Merkel sagt Teilnahme an Militärparade in Moskau ab

Angela Merkel und Wladimir Putin stehen nebeneinander.
Kanzlerin setzt ein Signal im Ukraine-Konflikt – um einen Eklat zu vermeiden, geht sie einen Kompromiss ein.

Die deutsche Bundeskanzlerin reist nicht zur traditionellen Weltkriegsgedenkfeier nach Moskau: Trotz einer Einladung aus dem Kreml bleibt Angela Merkel der Militärparade auf dem Roten Platz fern – es sei ihr „unmöglich“, so ein Regierungssprecher.

Hintergrund dieser Entscheidung ist nicht etwa eine terminliche Kollision, sondern die Rolle Russlands im Ukraine-Krieg: Präsident Putin hatte Merkel bereits im Sommer zu den Gedenkfeierlichenkeiten eingeladen, den Brief aus dem Kreml ließ man in Berlin aber unbeantwortet.

Machtdemonstration

Mit ein Grund dürften die Umstände der Gedenkfeier sein: Die Feier am Roten Platz gleicht einer militärischen Demonstration Moskaus, der Kreml geriert sich dabei gern als großer Gewinner des Krieges und huldigt auch dem sowjetischen Erbe.
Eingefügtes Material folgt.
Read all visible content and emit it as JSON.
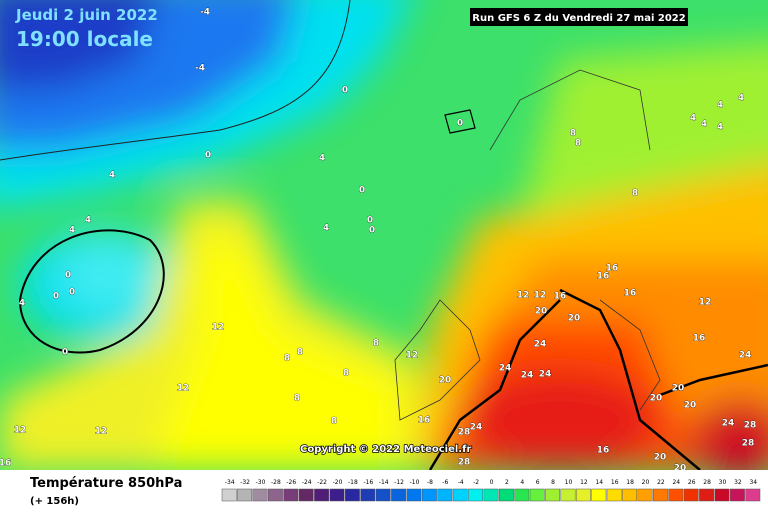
{
  "header": {
    "date": "Jeudi 2 juin 2022",
    "time": "19:00 locale",
    "run": "Run GFS 6 Z du Vendredi 27 mai 2022"
  },
  "copyright": "Copyright © 2022 Meteociel.fr",
  "footer": {
    "title": "Température 850hPa",
    "lead": "(+ 156h)"
  },
  "scale": {
    "values": [
      -34,
      -32,
      -30,
      -28,
      -26,
      -24,
      -22,
      -20,
      -18,
      -16,
      -14,
      -12,
      -10,
      -8,
      -6,
      -4,
      -2,
      0,
      2,
      4,
      6,
      8,
      10,
      12,
      14,
      16,
      18,
      20,
      22,
      24,
      26,
      28,
      30,
      32,
      34
    ],
    "colors": [
      "#d0d0d0",
      "#b4b4b4",
      "#a08ca0",
      "#8c648c",
      "#783c78",
      "#642864",
      "#501e78",
      "#3c1e8c",
      "#2828a0",
      "#1e3cb4",
      "#1450c8",
      "#0a64dc",
      "#0078f0",
      "#0096ff",
      "#00b4ff",
      "#00d2ff",
      "#00f0f0",
      "#00e6b4",
      "#00dc78",
      "#28e650",
      "#64f03c",
      "#a0f032",
      "#c8f032",
      "#e6f028",
      "#ffff00",
      "#ffdc00",
      "#ffbe00",
      "#ffa000",
      "#ff7800",
      "#ff5000",
      "#f03200",
      "#dc1e14",
      "#c80a28",
      "#c8145a",
      "#dc3c8c"
    ]
  },
  "contour_labels": [
    -4,
    -4,
    0,
    4,
    0,
    4,
    0,
    4,
    4,
    0,
    0,
    0,
    4,
    0,
    0,
    0,
    4,
    0,
    12,
    8,
    8,
    8,
    8,
    12,
    12,
    8,
    8,
    12,
    12,
    16,
    16,
    16,
    12,
    12,
    20,
    20,
    24,
    24,
    24,
    24,
    20,
    16,
    24,
    28,
    28,
    20,
    20,
    16,
    20,
    20,
    20,
    24,
    28,
    28,
    24,
    16,
    12,
    8,
    8,
    8,
    4,
    4,
    4,
    4,
    4,
    16,
    16
  ]
}
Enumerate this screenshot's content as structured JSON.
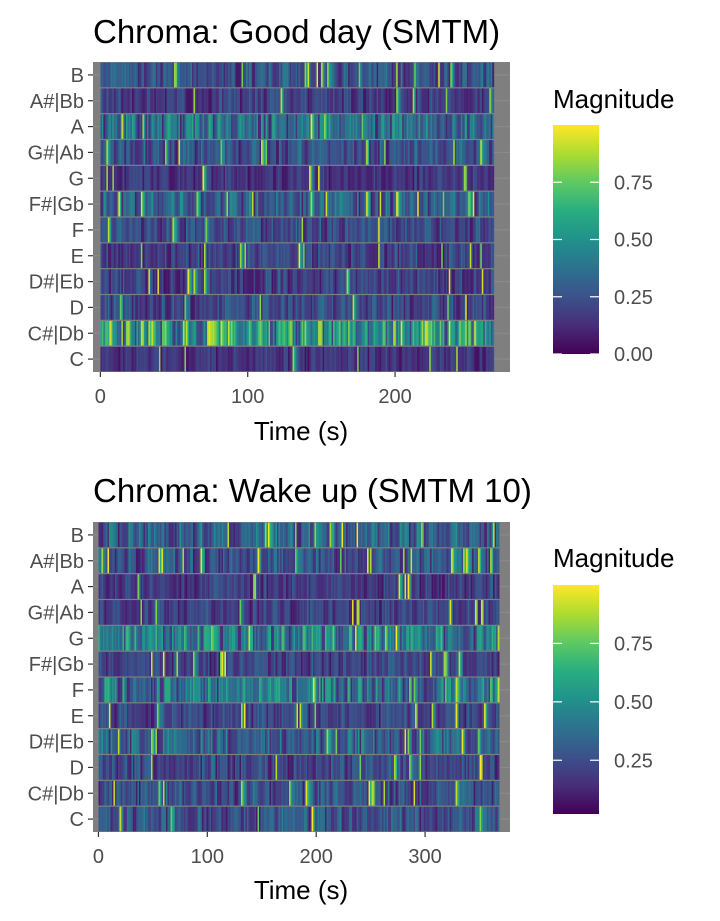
{
  "chart_data": [
    {
      "type": "heatmap",
      "title": "Chroma: Good day (SMTM)",
      "xlabel": "Time (s)",
      "ylabel": "",
      "xlim": [
        -5,
        278
      ],
      "x_ticks": [
        0,
        100,
        200
      ],
      "x_tick_labels": [
        "0",
        "100",
        "200"
      ],
      "y_categories": [
        "C",
        "C#|Db",
        "D",
        "D#|Eb",
        "E",
        "F",
        "F#|Gb",
        "G",
        "G#|Ab",
        "A",
        "A#|Bb",
        "B"
      ],
      "data_x_range": [
        0,
        267
      ],
      "legend": {
        "title": "Magnitude",
        "ticks": [
          0.0,
          0.25,
          0.5,
          0.75
        ],
        "tick_labels": [
          "0.00",
          "0.25",
          "0.50",
          "0.75"
        ],
        "range": [
          0,
          1
        ],
        "colormap": "viridis",
        "placement": "right"
      },
      "pitch_mean_magnitude": [
        0.15,
        0.55,
        0.22,
        0.2,
        0.2,
        0.22,
        0.3,
        0.15,
        0.25,
        0.35,
        0.18,
        0.25
      ],
      "background_color": "#7f7f7f"
    },
    {
      "type": "heatmap",
      "title": "Chroma: Wake up (SMTM 10)",
      "xlabel": "Time (s)",
      "ylabel": "",
      "xlim": [
        -5,
        378
      ],
      "x_ticks": [
        0,
        100,
        200,
        300
      ],
      "x_tick_labels": [
        "0",
        "100",
        "200",
        "300"
      ],
      "y_categories": [
        "C",
        "C#|Db",
        "D",
        "D#|Eb",
        "E",
        "F",
        "F#|Gb",
        "G",
        "G#|Ab",
        "A",
        "A#|Bb",
        "B"
      ],
      "data_x_range": [
        0,
        368
      ],
      "legend": {
        "title": "Magnitude",
        "ticks": [
          0.25,
          0.5,
          0.75
        ],
        "tick_labels": [
          "0.25",
          "0.50",
          "0.75"
        ],
        "range": [
          0.02,
          1
        ],
        "colormap": "viridis",
        "placement": "right"
      },
      "pitch_mean_magnitude": [
        0.25,
        0.25,
        0.22,
        0.3,
        0.2,
        0.38,
        0.2,
        0.4,
        0.2,
        0.18,
        0.25,
        0.3
      ],
      "background_color": "#7f7f7f"
    }
  ]
}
In einer Zeit, in der Russland in einen bewaffneten Konflikt mit einem Nachbarstaat verwickelt ist, wäre eine Teilnahme also kein besonders diplomatischer Zug – zumal auf dem Roten Platz möglicherweise Militärgerät zu sehen sein wird, das auch in der Ukraine zum Einsatz kommt.

Zu der Veranstaltung reisen gewöhnlich viele ausländische Spitzenpolitiker an. So war der ehemalige Kanzler Gerhard Schröder 2005 als erster deutscher Regierungschef bei der Parade dabei, Merkel reiste auch 2010 nach Moskau. Gerade deshalb hat die Entscheidung Merkels so viel Gewicht: Einladungen an die Deutschen galten Moskau gern als Zeichen der Versöhnung.

Kompromiss

Gänzlich fernbleiben will Merkel aber dem Weltkriegsgedenken deshalb nicht. Sie will am 10. Mai in Moskau einen Kranz am Grabmal des unbekannten Soldaten niederlegen, bestätigte ein Regierungssprecher am Mittwoch. Dies sei mit Russlands Präsident Wladimir Putin abgestimmt. Dort könne man "in Würde und gemeinsam" des Zweiten Weltkriegs gedenken, berichtet die deutsche Zeit.

Merkel ist zudem nicht die einzige Spitzenpolitikerin, die der Parade fernbleiben wird. Auch der polnische Präsident Bronisław Komorowski hat seinen Besuch abgesagt, die Präsidenten Litauens, Lettlands und Estlands werden ebenfalls fehlen. Zudem will auch US-Präsident Barack Obama nicht anreisen- unklar ist die Teilnahme von Frankreichs Präsident Hollande, auch Briten-Premier David Cameron hat sich bisher nicht geäußert.

Russland behält sich das Recht vor, auf der annektierten Halbinsel Krim Atomwaffen zu stationieren. "Ich weiß nicht, ob Kernwaffen derzeit dort sind. Ich weiß nichts von irgendwelchen Plänen, aber grundsätzlich darf Russland das", zitierte die Nachrichtenagentur Interfax am Mittwoch den Leiter der Abteilung für Rüstungskontrolle im Außenministerium, Michail Uljanowsk.

ussland hatte im März vergangenen Jahres die ukrainische Krim nach einem umstrittenen Referendum annektiert. Gleichzeitig unterstützt das Land nach Überzeugung des Westens und der Regierung in Kiew prorussische Separatisten im Osten der Ukraine. Die Regierung in Moskau weist dies zurück. Die russische Schwarzmeerflotte ist auf der Krim stationiert.